抗議の声をあげようにも唇を塞がれ———強く抱きすくめられて身体を動かす事も出来ない。


「…貴女に会いに来なかった…もう一つの理由」

ようやく離れた唇から吐息混じりの言葉が零れる。

「会ったら…自制できなくなるから」

もう一度———今度は優しく口づけされる。

ラウルの唇は頬、耳へと移動し、軽く耳朶に噛みついた。

「…っ…ラウル!」

「公女様にこれ以上はしないよ。俺の今の立場もあるし」

もう充分色々されているんですけれど。

「でもキスまではさせてね」

「…人の気持ち無視して…」

「フローラ様の気持ち?好きな人がいるの?」

「いないけど…あなたの事だって…」

十八年振りに会った、子供のように可愛がっていた弟子にいきなりこんな風に迫られて…この身体で初めてのキスを奪われて。

「じゃあこれから意識して。
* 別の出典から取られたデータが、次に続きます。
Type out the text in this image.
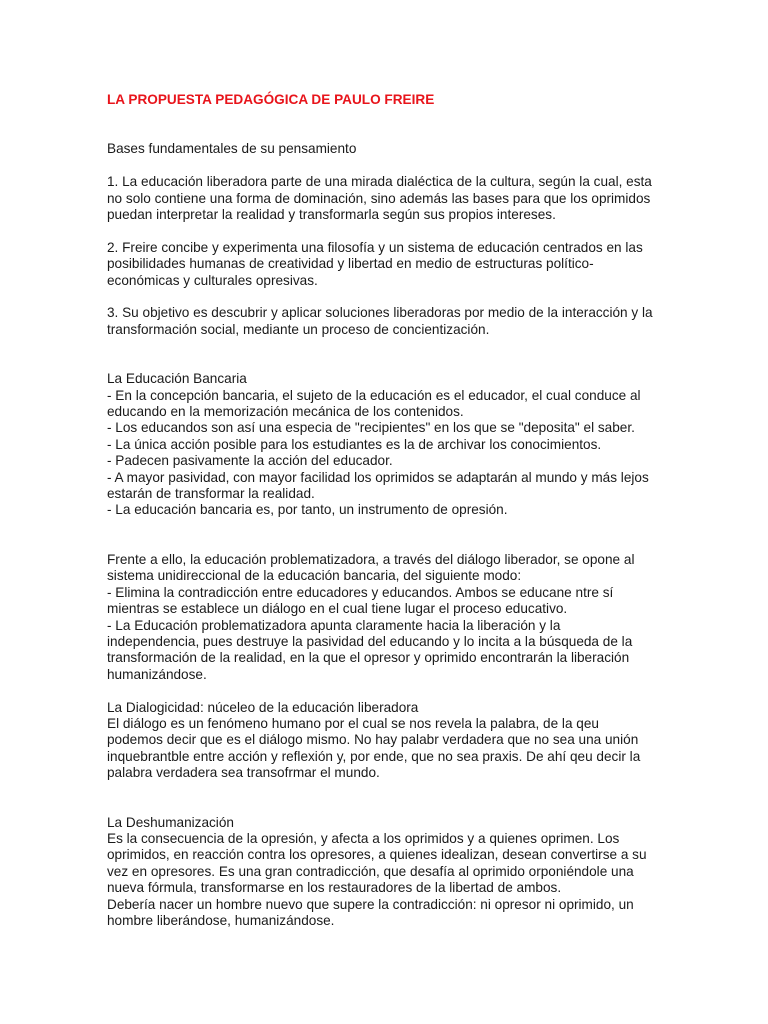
LA PROPUESTA PEDAGÓGICA DE PAULO FREIRE
Bases fundamentales de su pensamiento
1. La educación liberadora parte de una mirada dialéctica de la cultura, según la cual, esta
no solo contiene una forma de dominación, sino además las bases para que los oprimidos
puedan interpretar la realidad y transformarla según sus propios intereses.
2. Freire concibe y experimenta una filosofía y un sistema de educación centrados en las
posibilidades humanas de creatividad y libertad en medio de estructuras político-
económicas y culturales opresivas.
3. Su objetivo es descubrir y aplicar soluciones liberadoras por medio de la interacción y la
transformación social, mediante un proceso de concientización.
La Educación Bancaria
- En la concepción bancaria, el sujeto de la educación es el educador, el cual conduce al
educando en la memorización mecánica de los contenidos.
- Los educandos son así una especia de "recipientes" en los que se "deposita" el saber.
- La única acción posible para los estudiantes es la de archivar los conocimientos.
- Padecen pasivamente la acción del educador.
- A mayor pasividad, con mayor facilidad los oprimidos se adaptarán al mundo y más lejos
estarán de transformar la realidad.
- La educación bancaria es, por tanto, un instrumento de opresión.
Frente a ello, la educación problematizadora, a través del diálogo liberador, se opone al
sistema unidireccional de la educación bancaria, del siguiente modo:
- Elimina la contradicción entre educadores y educandos. Ambos se educane ntre sí
mientras se establece un diálogo en el cual tiene lugar el proceso educativo.
- La Educación problematizadora apunta claramente hacia la liberación y la
independencia, pues destruye la pasividad del educando y lo incita a la búsqueda de la
transformación de la realidad, en la que el opresor y oprimido encontrarán la liberación
humanizándose.
La Dialogicidad: núceleo de la educación liberadora
El diálogo es un fenómeno humano por el cual se nos revela la palabra, de la qeu
podemos decir que es el diálogo mismo. No hay palabr verdadera que no sea una unión
inquebrantble entre acción y reflexión y, por ende, que no sea praxis. De ahí qeu decir la
palabra verdadera sea transofrmar el mundo.
La Deshumanización
Es la consecuencia de la opresión, y afecta a los oprimidos y a quienes oprimen. Los
oprimidos, en reacción contra los opresores, a quienes idealizan, desean convertirse a su
vez en opresores. Es una gran contradicción, que desafía al oprimido orponiéndole una
nueva fórmula, transformarse en los restauradores de la libertad de ambos.
Debería nacer un hombre nuevo que supere la contradicción: ni opresor ni oprimido, un
hombre liberándose, humanizándose.
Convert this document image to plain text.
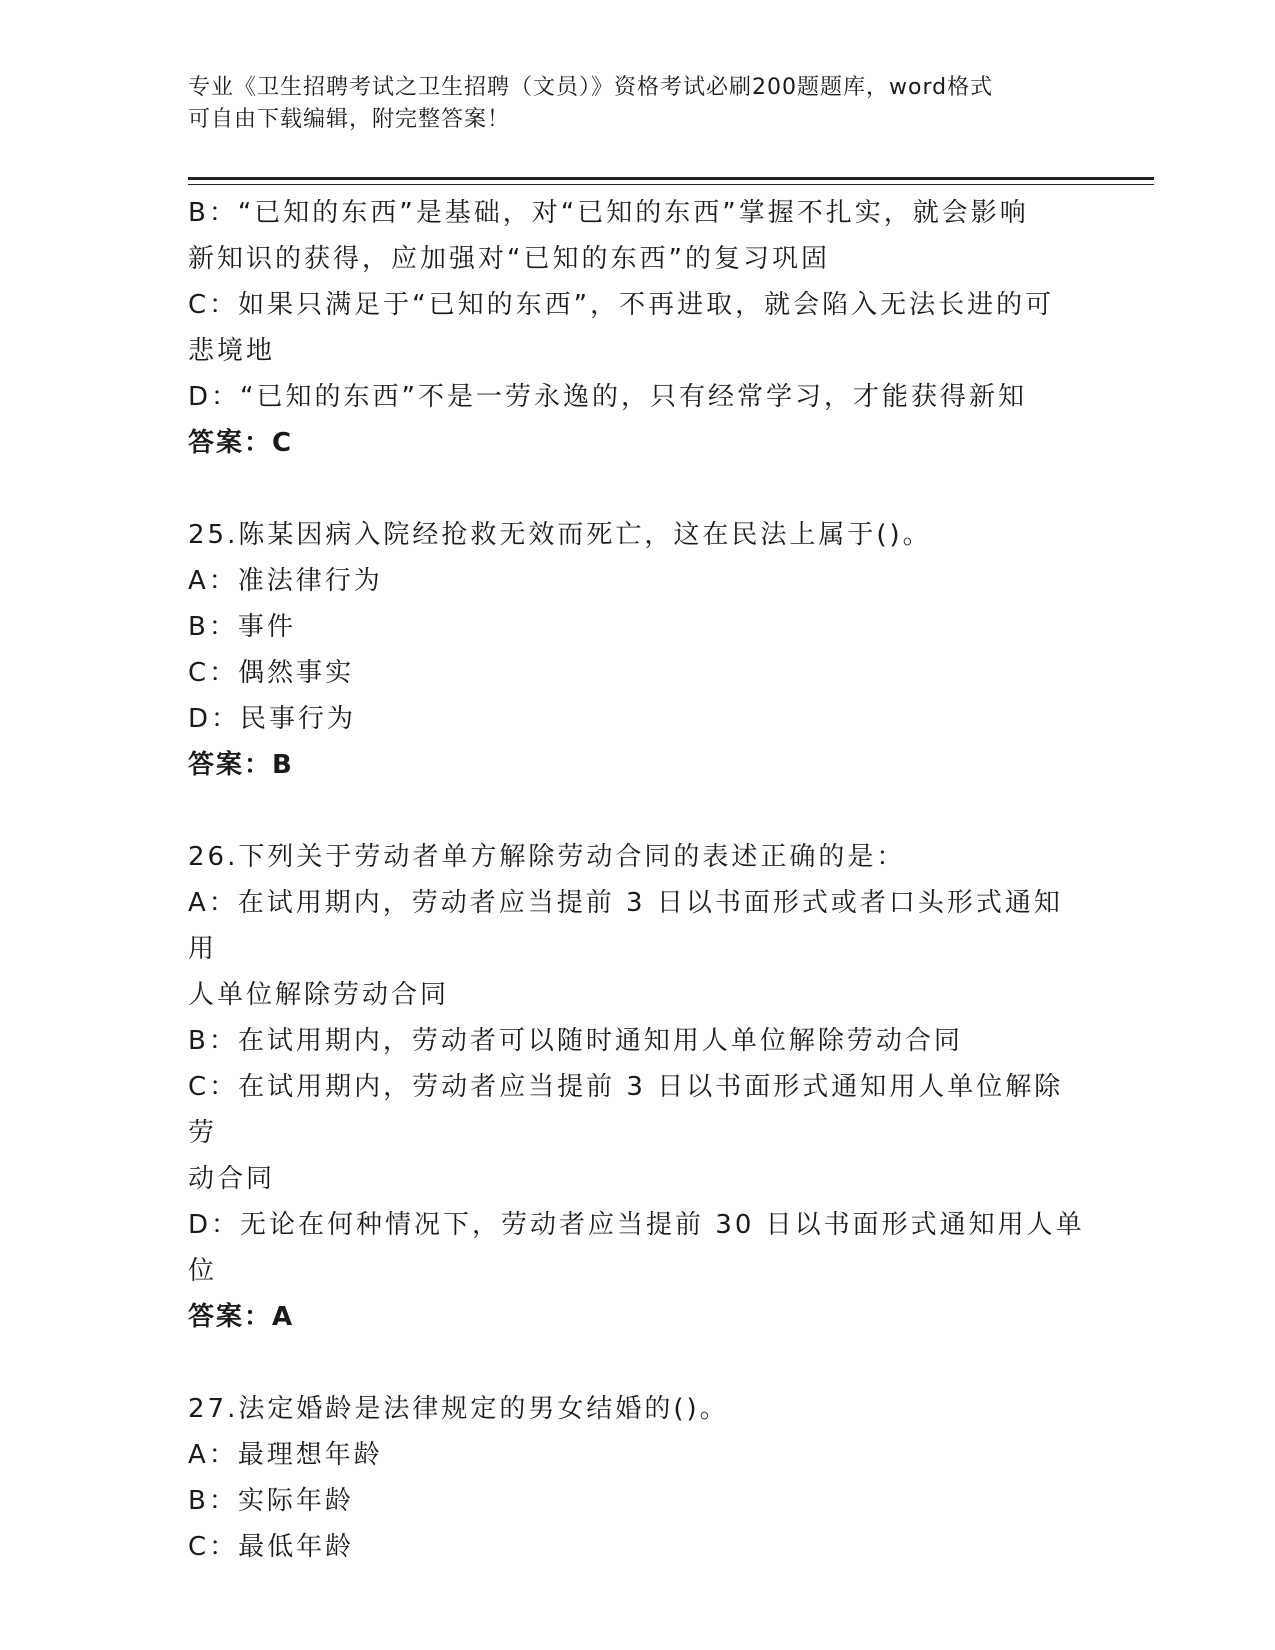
专业《卫生招聘考试之卫生招聘（文员）》资格考试必刷200题题库，word格式
可自由下载编辑，附完整答案！
B：“已知的东西”是基础，对“已知的东西”掌握不扎实，就会影响
新知识的获得，应加强对“已知的东西”的复习巩固
C：如果只满足于“已知的东西”，不再进取，就会陷入无法长进的可
悲境地
D：“已知的东西”不是一劳永逸的，只有经常学习，才能获得新知
答案：C
25.陈某因病入院经抢救无效而死亡，这在民法上属于()。
A：准法律行为
B：事件
C：偶然事实
D：民事行为
答案：B
26.下列关于劳动者单方解除劳动合同的表述正确的是：
A：在试用期内，劳动者应当提前 3 日以书面形式或者口头形式通知用
人单位解除劳动合同
B：在试用期内，劳动者可以随时通知用人单位解除劳动合同
C：在试用期内，劳动者应当提前 3 日以书面形式通知用人单位解除劳
动合同
D：无论在何种情况下，劳动者应当提前 30 日以书面形式通知用人单
位
答案：A
27.法定婚龄是法律规定的男女结婚的()。
A：最理想年龄
B：实际年龄
C：最低年龄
今は俺の方がずっと歳上なんだし」

「…断りもなくキスする人とは…」

思い出してラウルの顔を見た。

「…ねえ、前の私が寝ている時にキスしたって…どこへ…」

「もちろんここに決まってるでしょ」

また唇にキスをされる。

「———幾つの時に…」

「最初は六歳だったかなあ」

六歳!?

「…あなたって子は…」

「気がつかない貴女が悪い」

「……」

それは否定できないけれど。

「———二回の初めてのキスを同じ相手に奪われるとか…」

「え、本当に?」

あ、喜ばせてしまった…。

「嬉しいなあ」

本当に嬉しそうに顔を綻ばせると、ラウルはまた私を抱きしめた。


「ねえフローラ様。今日は泊まっていっていい?」

「ダメに決まっているでしょ」

「明日は森を調べたいんだよね」

「森を?」

「森の奥の、封印の場所まで行きたいんだ」


「え…」

私はラウルを見上げた。

「何をしに…?」

「この森にどれくらいの魔物が封印されているかの調査だよ」

「やめて…危ないわそんな事」

あの場所は私ですら近寄らないのに。

「俺こう見えても魔導師として相当強いよ?」

「そういう問題じゃないわ」

「貴女の呪いを解くのに必要なんだよ」

「だからって…あなたを危険な目に合わせてまで私は呪いを解きたいとは…」

「そういう考えはダメ」

ラウルのキスが私のこめかみに落ちる。

「行くなと言われても勝手に行くからね」

「じゃあ私も一緒に行くわ」

「大丈夫だよ俺一人で…」

「———私のために誰かが知らない所で危険な目に合うのは嫌なの」

思わずラウルの裾を強く掴む。

———お師匠様はそのせいで死んでしまったのだ。

弟子であったラウルまで同じ目にあったら私は……


「…じゃあ明日一緒に行くから。今日は泊めてね」

あ———


結局この日ラウルは泊まっていく事になった。